I recently read a great article on Salon.com written by Gary Kamiya called "Bi-racial, but not like me" on the subject. Kamiya's analysis of his support for Obama is the best I've read on the subject. He quotes from Obama's autobiography "Dreams From My Father: A Story of Race and Inheritance":
One of those transformative moments comes during Obama's undergraduate days, after he had given a well-received speech urging the university to divest from South Africa. A black friend, Regina, praised his talk, but Obama cynically denied that it had any meaning, saying he just did it for the applause and that it wouldn't change anything. Regina retorted that he was selfish and shallow -- "It's not just about you" -- and angrily left. Left alone, Obama suddenly realized she was right. His mother had told him the same thing, but he had rejected it, putting it down as "white" truths. "Who told you that being honest was a white thing? ... You've lost your way, brother. Your ideas about yourself -- about who you are and who you might become -- have grown stunted and narrow and small.

"How had that happened? I started to ask myself, but before the question had even formed in my mind, I already knew the answer. Fear ... The constant, crippling fear that I didn't belong somehow ... that I would always remain an outsider, with the rest of the world, black and white, always standing in judgment."

Then Obama modulates into something like a vision, at once real and transcendent. He imagines the face of Regina's grandmother, "her back bent, the flesh of her arms shaking as she scrubs an endless floor. Slowly, the old woman lifted her head to look straight at me, and in her sagging face I saw that what bound us together went beyond anger or despair or pity. What was she asking of me, then? Determination, mostly. The determination to push ahead against whatever power kept her stooped instead of standing straight."

And then, an even larger vision. "The old woman's face dissolved from my mind, only to be replaced by a series of others. The copper-skinned face of the Mexican maid, straining as she carries out the garbage. The face of Lolo's mother [Lolo was Obama's Indonesian stepfather] drawn with grief as she watches the Dutch burn down her house.

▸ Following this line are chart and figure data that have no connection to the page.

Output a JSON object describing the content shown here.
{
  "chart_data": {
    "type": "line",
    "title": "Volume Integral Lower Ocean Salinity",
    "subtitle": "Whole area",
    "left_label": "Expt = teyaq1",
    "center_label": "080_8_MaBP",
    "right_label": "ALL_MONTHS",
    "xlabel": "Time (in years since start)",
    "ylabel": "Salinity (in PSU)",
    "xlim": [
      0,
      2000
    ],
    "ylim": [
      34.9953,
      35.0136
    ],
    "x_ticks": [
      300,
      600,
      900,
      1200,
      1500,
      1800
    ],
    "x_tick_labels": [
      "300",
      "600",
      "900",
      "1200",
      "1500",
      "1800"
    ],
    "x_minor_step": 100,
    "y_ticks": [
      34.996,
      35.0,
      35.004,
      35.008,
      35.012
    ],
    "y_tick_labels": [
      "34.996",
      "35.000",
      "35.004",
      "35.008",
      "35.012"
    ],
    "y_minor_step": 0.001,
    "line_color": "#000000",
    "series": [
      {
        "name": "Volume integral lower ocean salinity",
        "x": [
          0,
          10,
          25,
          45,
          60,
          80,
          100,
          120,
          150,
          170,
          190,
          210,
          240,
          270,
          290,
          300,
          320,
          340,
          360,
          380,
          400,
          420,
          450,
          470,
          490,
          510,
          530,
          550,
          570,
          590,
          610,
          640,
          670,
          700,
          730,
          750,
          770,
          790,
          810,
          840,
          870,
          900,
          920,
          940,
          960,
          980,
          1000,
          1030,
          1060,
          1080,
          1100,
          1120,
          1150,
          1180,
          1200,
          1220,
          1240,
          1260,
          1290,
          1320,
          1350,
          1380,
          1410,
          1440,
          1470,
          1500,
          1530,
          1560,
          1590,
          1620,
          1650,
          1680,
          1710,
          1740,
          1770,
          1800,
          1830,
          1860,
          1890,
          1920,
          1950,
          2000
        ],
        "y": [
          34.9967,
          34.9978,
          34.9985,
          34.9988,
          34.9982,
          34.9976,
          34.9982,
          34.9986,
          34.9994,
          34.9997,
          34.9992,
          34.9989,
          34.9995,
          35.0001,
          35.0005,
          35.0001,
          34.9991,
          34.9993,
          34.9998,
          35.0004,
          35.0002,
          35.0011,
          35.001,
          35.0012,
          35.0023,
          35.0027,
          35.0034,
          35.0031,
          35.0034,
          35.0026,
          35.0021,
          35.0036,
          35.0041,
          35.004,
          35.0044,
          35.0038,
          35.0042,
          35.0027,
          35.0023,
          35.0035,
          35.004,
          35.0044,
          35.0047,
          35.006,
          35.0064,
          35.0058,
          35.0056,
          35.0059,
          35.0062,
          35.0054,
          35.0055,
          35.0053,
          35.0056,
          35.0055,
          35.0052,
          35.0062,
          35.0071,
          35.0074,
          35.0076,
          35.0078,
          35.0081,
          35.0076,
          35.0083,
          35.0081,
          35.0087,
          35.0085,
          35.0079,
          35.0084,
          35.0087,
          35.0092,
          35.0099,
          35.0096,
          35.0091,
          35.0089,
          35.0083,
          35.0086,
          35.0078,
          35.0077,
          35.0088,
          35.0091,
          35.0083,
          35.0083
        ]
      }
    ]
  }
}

The tight-lipped, chalk-colored face of Toots [Obama's white grandmother] as she boards the six-thirty bus that will take her to work. Only a lack of imagination, a failure of nerve, had made me think that I had to choose between them. They all asked the same thing of me, all these grandmothers of mine."

Finally, the lesson, to be carried forward: "My identity might begin with the fact of my race, but it didn't, couldn't, end there. At least that's what I would choose to believe." Through a long and arduous search for blackness, Obama arrived at humanity.

In a certain way, Obama's odyssey in "Dreams From My Father" mirrors that of the boy hero of the greatest novel America has produced -- a book that is also about race, and the terrible wound that slavery left on this country and all its people. Huck Finn has been abandoned by his father, a bitter, drunken racist, and has to make his way through the world alone. But actually, he is not alone: a fugitive, he drifts down the Mississippi River, the river that runs through America's heart, with Jim, a runaway slave. And in the course of their journey, the wise and kindly Jim becomes Huck's father -- and, by implication, the father of every American. The pathos of Twain's masterpiece is it redeems our nation's dark history by allowing the despised slave to raise, and ultimately teach the meaning of life to, the lost and innocent boy.

Obama's quest is identical, except the colors are reversed. In search of an absent black father, he tries to become authentically black. And it is only when he learns that his father is all too human that he finally comes to understand that he is the child of both black and white, and ultimately of everyone, of all colors. "All these grandmothers of mine."

The man who emerges from this book has the integrity, the wisdom, the "dogged strength," to fight for a reborn America. And he also represents something larger than himself: He embodies hope. But that hope will only become real if the American people make it real. For hope is just a vessel. You have to fill it.